An individual I work with, a 45-year old woman who had found tremendous professional and personal “success” in earlier years in that “upwardly” straight line I mentioned, recently found herself right back to the financial and personal circumstances she faced over 25 years ago in college. While she did everything “right” her whole life and achieved so much beyond an average person by her mid-30’s, at one time having a net worth of several million and being a generous philanthropist to the needy, today, she finds herself on the other side of the giving line. Today, she shops at discount stores for plastic boxes to assemble a makeshift closet for what little clothing she has left. In a span of less than 12 months, due to the economy, she lost a half million dollar home and sold all of her possessions to survive. She has nothing left but a few possessions and her beloved pets. Yet, she called me one morning and started the conversation by telling me that she was shopping for the same things that she did when she was poor in college- plastic crates and boxes for makeshift closets. We all remember our poor college days, but in those days, we didn’t know what we know today. Less than 5 years ago she was shopping at Neiman Marcus and she was on the cover of a magazine for her philanthropic and charitable work. Then she laughed and said something remarkable to me. She said “I could be really sad about this whole thing, but you know what, these plastic closet things have really come a long way! They are so well-made these days and there are so many options and styles, I’m so excited about it!”

And I reminded her that life is a circle – though we may find ourselves where we were 20 or 30 years ago with our finances or circumstances, life is not a race, it’s not a straight line we have to follow towards increasing amounts of fame or fortune. Life is a circle! Life is this wonderful continuous circle – and because of advances and innovations in our outside world, when we find ourselves traversing that circle, though we may feel that we’ve gone right back to where we started, that part of the circle is actually very different. It has shaped and changed and evolved…just like our souls and inner selves do.

As we travel this circle, we grow in wisdom and rounding any curve of it, we can sense change, from childhood to adolescence to adulthood to old age and to what we know as death.

Another client I have been working with lost her parents at a very young age and was adopted into a household where she was accepted. Though she felt loved, she did not feel right or that she was in her right life. Her life felt untrue. She began to work with her deeper self at the soul level or the hub of the circle and by going into her own deeper reality she found that her life was different than the straight line she was living. She found there were many facets and aspects she could meander through. She found that the curve of her life had valleys and peaks and that she could travel along the spokes and do inward or outward. She felt unlimited. She felt she could explore possibilities. She felt her dream life informed her waking life. She began to believe that her birth into her body was but one of many possible lifetimes. She felt there were no endings and really no beginnings.

She felt free. She began to live from her heartbeat outward into the world. She chose new and different experiences and relationships. She celebrated moments without expecting a different ego influenced outcome.
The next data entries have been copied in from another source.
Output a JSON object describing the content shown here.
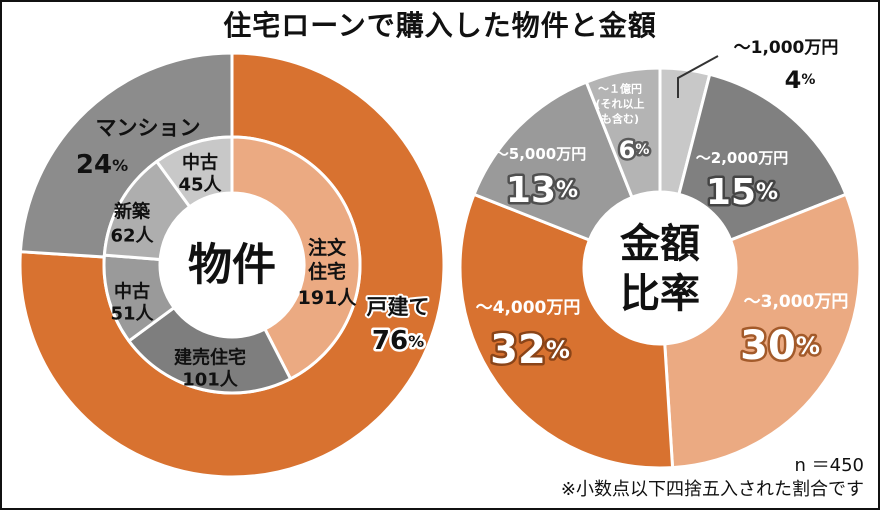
{
  "title": "住宅ローンで購入した物件と金額",
  "chart_data": [
    {
      "type": "pie",
      "variant": "nested-donut",
      "center_label": "物件",
      "outer": [
        {
          "label": "戸建て",
          "value": 76,
          "value_text": "76%",
          "color": "#D87230"
        },
        {
          "label": "マンション",
          "value": 24,
          "value_text": "24%",
          "color": "#8C8C8C"
        }
      ],
      "inner": [
        {
          "label": "注文住宅",
          "count": 191,
          "count_text": "191人",
          "color": "#EBAA82"
        },
        {
          "label": "建売住宅",
          "count": 101,
          "count_text": "101人",
          "color": "#7E7E7E"
        },
        {
          "label": "中古",
          "count": 51,
          "count_text": "51人",
          "color": "#9A9A9A"
        },
        {
          "label": "新築",
          "count": 62,
          "count_text": "62人",
          "color": "#AEAEAE"
        },
        {
          "label": "中古",
          "count": 45,
          "count_text": "45人",
          "color": "#C8C8C8"
        }
      ]
    },
    {
      "type": "pie",
      "variant": "donut",
      "center_label": "金額比率",
      "slices": [
        {
          "label": "～1,000万円",
          "value": 4,
          "value_text": "4%",
          "color": "#C8C8C8"
        },
        {
          "label": "～2,000万円",
          "value": 15,
          "value_text": "15%",
          "color": "#808080"
        },
        {
          "label": "～3,000万円",
          "value": 30,
          "value_text": "30%",
          "color": "#EBAA82"
        },
        {
          "label": "～4,000万円",
          "value": 32,
          "value_text": "32%",
          "color": "#D87230"
        },
        {
          "label": "～5,000万円",
          "value": 13,
          "value_text": "13%",
          "color": "#9A9A9A"
        },
        {
          "label": "～１億円",
          "sublabel1": "(それ以上",
          "sublabel2": "も含む)",
          "value": 6,
          "value_text": "6%",
          "color": "#B4B4B4"
        }
      ]
    }
  ],
  "footnote": {
    "n": "n ＝450",
    "note": "※小数点以下四捨五入された割合です"
  }
}
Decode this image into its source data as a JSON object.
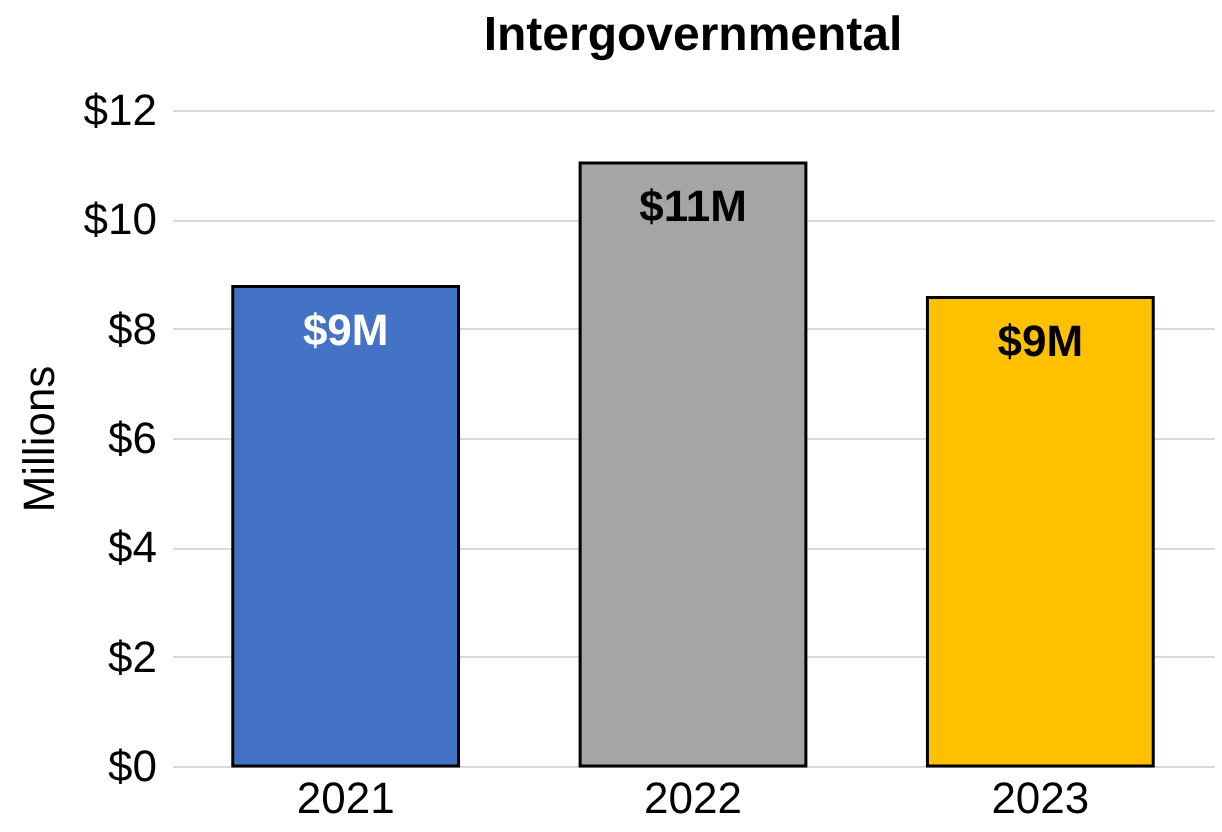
{
  "chart_data": {
    "type": "bar",
    "title": "Intergovernmental",
    "ylabel": "Millions",
    "categories": [
      "2021",
      "2022",
      "2023"
    ],
    "values": [
      8.77,
      11.03,
      8.57
    ],
    "colors": [
      "#4472c4",
      "#a5a5a5",
      "#ffc000"
    ],
    "value_labels": [
      "$9M",
      "$11M",
      "$9M"
    ],
    "ylim": [
      0,
      12
    ],
    "yticks": [
      {
        "value": 0,
        "label": "$0"
      },
      {
        "value": 2,
        "label": "$2"
      },
      {
        "value": 4,
        "label": "$4"
      },
      {
        "value": 6,
        "label": "$6"
      },
      {
        "value": 8,
        "label": "$8"
      },
      {
        "value": 10,
        "label": "$10"
      },
      {
        "value": 12,
        "label": "$12"
      }
    ],
    "grid": "y",
    "legend": false
  }
}
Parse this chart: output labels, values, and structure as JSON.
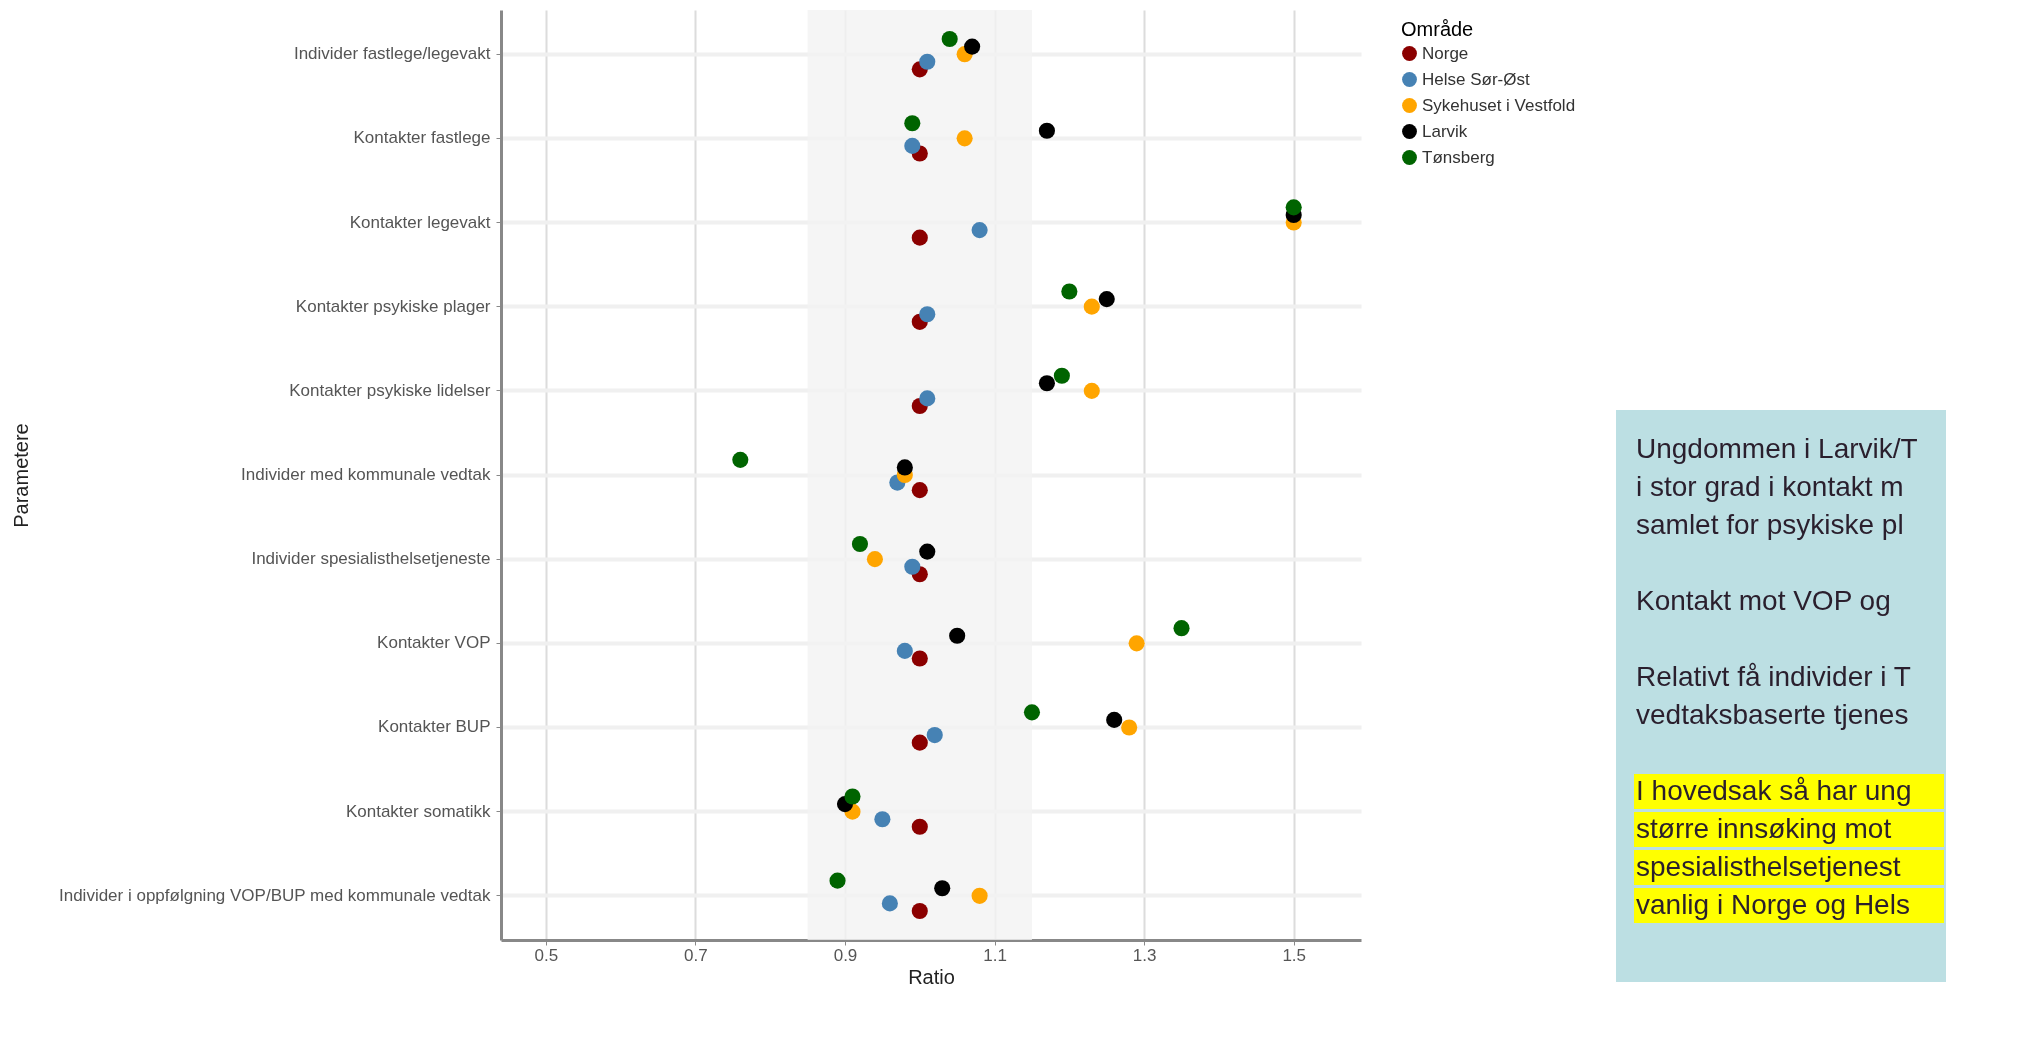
{
  "chart_data": [
    {
      "type": "scatter",
      "xlabel": "Ratio",
      "ylabel": "Parametere",
      "legend_title": "Område",
      "categories": [
        "Individer fastlege/legevakt",
        "Kontakter fastlege",
        "Kontakter legevakt",
        "Kontakter psykiske plager",
        "Kontakter psykiske lidelser",
        "Individer med kommunale vedtak",
        "Individer spesialisthelsetjeneste",
        "Kontakter VOP",
        "Kontakter BUP",
        "Kontakter somatikk",
        "Individer i oppfølgning VOP/BUP med kommunale vedtak"
      ],
      "series": [
        {
          "name": "Norge",
          "color": "#8b0000",
          "values": [
            1.0,
            1.0,
            1.0,
            1.0,
            1.0,
            1.0,
            1.0,
            1.0,
            1.0,
            1.0,
            1.0
          ]
        },
        {
          "name": "Helse Sør-Øst",
          "color": "#4682b4",
          "values": [
            1.01,
            0.99,
            1.08,
            1.01,
            1.01,
            0.97,
            0.99,
            0.98,
            1.02,
            0.95,
            0.96
          ]
        },
        {
          "name": "Sykehuset i Vestfold",
          "color": "#ffa500",
          "values": [
            1.06,
            1.06,
            1.5,
            1.23,
            1.23,
            0.98,
            0.94,
            1.29,
            1.28,
            0.91,
            1.08
          ]
        },
        {
          "name": "Larvik",
          "color": "#000000",
          "values": [
            1.07,
            1.17,
            1.5,
            1.25,
            1.17,
            0.98,
            1.01,
            1.05,
            1.26,
            0.9,
            1.03
          ]
        },
        {
          "name": "Tønsberg",
          "color": "#006400",
          "values": [
            1.04,
            0.99,
            1.5,
            1.2,
            1.19,
            0.76,
            0.92,
            1.35,
            1.15,
            0.91,
            0.89
          ]
        }
      ],
      "xlim": [
        0.44,
        1.59
      ],
      "xticks": [
        0.5,
        0.7,
        0.9,
        1.1,
        1.3,
        1.5
      ],
      "bands": [
        {
          "axis": "x",
          "from": 0.85,
          "to": 1.15,
          "color": "#f2f2f2"
        }
      ],
      "grid": true,
      "legend": "right",
      "marker": "circle",
      "orientation": "horizontal"
    },
    {
      "type": "other",
      "annotations": [
        "Ungdommen i Larvik/T\ni stor grad i kontakt m\nsamlet for psykiske pl",
        "Kontakt mot VOP og",
        "Relativt få individer i T\nvedtaksbaserte tjenes",
        "I hovedsak så har ung\nstørre innsøking mot\nspesialisthelsetjenest\nvanlig i Norge og Hels"
      ]
    }
  ]
}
She gave to others. She fell in love. She traveled around the curve of her life and ventured back and forth to and into her hub or true self. She noted the different parts of her circle. She began to think of death as the beginning of a new life. She lost fear and anxiety. Fear became true moments. Anxiety drifted away like a cloud of disbelief.

To think of living as a continuous event gives us the courage to move forward in a more meandering fashion and not in a hurried, often harried straight line with the anxiety that a dead end can provoke.

Once you remember that the center or hub of the circle of life is our heart and within that drumbeat is the energy force we call self or soul, you’ll find the power to continue to traverse the circle in ways that feed your soul…for life.